By Robert Gordon, Pointon Partners
Bills to enact OECD BEPS measures No 2 & 15 were introduced into the House on 24 May 2018 and 28 March 2018 respectively, with the government’s hope that they will pass the Parliament before the end of the financial year on 30 June 2018.
Measure No 2, the Anti-Hybrid rules will become a new Div 832 of the Income Tax Assessment Act 1997, as a result of Treasury Laws Amendment (Tax Integrity and Other Measures No. 2) Bill 2018 and will largely have effect from 1 January 2019 in relation to Hybrid Instruments and Hybrid Entities that achieve double non-taxation via:
- Deduction with non-inclusion outcomes on intragroup payments
- Double deduction outcomes on external payments across jurisdictions.

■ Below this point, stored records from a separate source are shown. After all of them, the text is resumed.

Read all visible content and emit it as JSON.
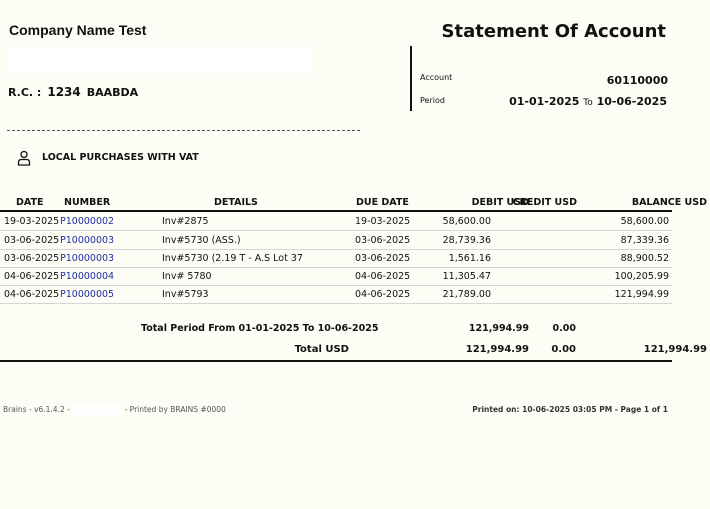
{
  "company": {
    "name": "Company Name Test"
  },
  "rc": {
    "label": "R.C. :",
    "number": "1234",
    "city": "BAABDA"
  },
  "document": {
    "title": "Statement Of Account"
  },
  "account": {
    "label": "Account",
    "value": "60110000"
  },
  "period": {
    "label": "Period",
    "from": "01-01-2025",
    "to_word": "To",
    "to": "10-06-2025"
  },
  "section": {
    "icon": "person-icon",
    "title": "LOCAL PURCHASES WITH VAT"
  },
  "table": {
    "headers": {
      "date": "DATE",
      "number": "NUMBER",
      "details": "DETAILS",
      "due_date": "DUE DATE",
      "debit": "DEBIT USD",
      "credit": "CREDIT USD",
      "balance": "BALANCE USD"
    },
    "rows": [
      {
        "date": "19-03-2025",
        "number": "P10000002",
        "details": "Inv#2875",
        "due_date": "19-03-2025",
        "debit": "58,600.00",
        "balance": "58,600.00"
      },
      {
        "date": "03-06-2025",
        "number": "P10000003",
        "details": "Inv#5730 (ASS.)",
        "due_date": "03-06-2025",
        "debit": "28,739.36",
        "balance": "87,339.36"
      },
      {
        "date": "03-06-2025",
        "number": "P10000003",
        "details": "Inv#5730 (2.19 T - A.S Lot 37",
        "due_date": "03-06-2025",
        "debit": "1,561.16",
        "balance": "88,900.52"
      },
      {
        "date": "04-06-2025",
        "number": "P10000004",
        "details": "Inv# 5780",
        "due_date": "04-06-2025",
        "debit": "11,305.47",
        "balance": "100,205.99"
      },
      {
        "date": "04-06-2025",
        "number": "P10000005",
        "details": "Inv#5793",
        "due_date": "04-06-2025",
        "debit": "21,789.00",
        "balance": "121,994.99"
      }
    ]
  },
  "totals": {
    "period_label": "Total Period From 01-01-2025  To 10-06-2025",
    "period_debit": "121,994.99",
    "period_credit": "0.00",
    "usd_label": "Total USD",
    "usd_debit": "121,994.99",
    "usd_credit": "0.00",
    "usd_balance": "121,994.99"
  },
  "footer": {
    "version": "Brains - v6.1.4.2 -",
    "printed_by": "- Printed by BRAINS #0000",
    "printed_on": "Printed on: 10-06-2025 03:05 PM - Page 1 of 1"
  }
}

The rules will apply by self-assessment, to:
- Disallow a deduction; or
- Include an amount in assessable income
- With no purpose test
- And no de-minus rule
- Not limited to “Significant Global Entities”
- To control groups (≥50%) or related persons (≥25%)
- And Structured Arrangements (unrelated parties)
Similar UK rules have been operative since 1 January 2018, and the NZ rules are expected to be operative from 1 July 2018, with the EU countries expected to have such measures enacted by 1 January 2020.
Measure No 15, the Multilateral Instrument (MLI – signed by Australia and 67 other countries on 7 June 2017), will obtain the force of law in Australia by amendment to the Tax Agreements Act by Treasury Laws Amendment (OECD Multilateral Instrument) Bill 2018 with earliest likely effect from 1 January 2019.
The MLI has some 16 main features which could be elected to be adopted. Note that Australia’s recent DTA with Germany had already adopted the BEPS recommendations for DTA change.
As at 5 June 2018, eight countries with which Australia has DTA’s have decided not to become signatories to the MLI: the US, Philippines, Thailand, Vietnam, Taiwan, Sri Lanka, PNG and Kiribati. It goes without saying that the US decision not to become a signatory to the MLI is very significant.
Of Australia’s 43 DTAs, another four countries have chosen not to nominate their DTA with Australia as a “Covered Tax Agreement” which has the effect that like the nine countries that have not signed the MLI at all, Australia’s DTAs with Austria, Korea, Sweden and Switzerland are also unaffected by the MLI.
Australia has decided not to adopt the MLI Article 10 – “Anti-abuse rule for permanent establishment situated in third jurisdictions”, and also chosen not to adopt Article 12 – “Artificial avoidance of permanent establishment through commissionaire arrangements and similar strategies”.
The Australian government’s decision not to adopt Article 12 is more significant and was apparently because it would have potentially created a net loss of tax to Australia.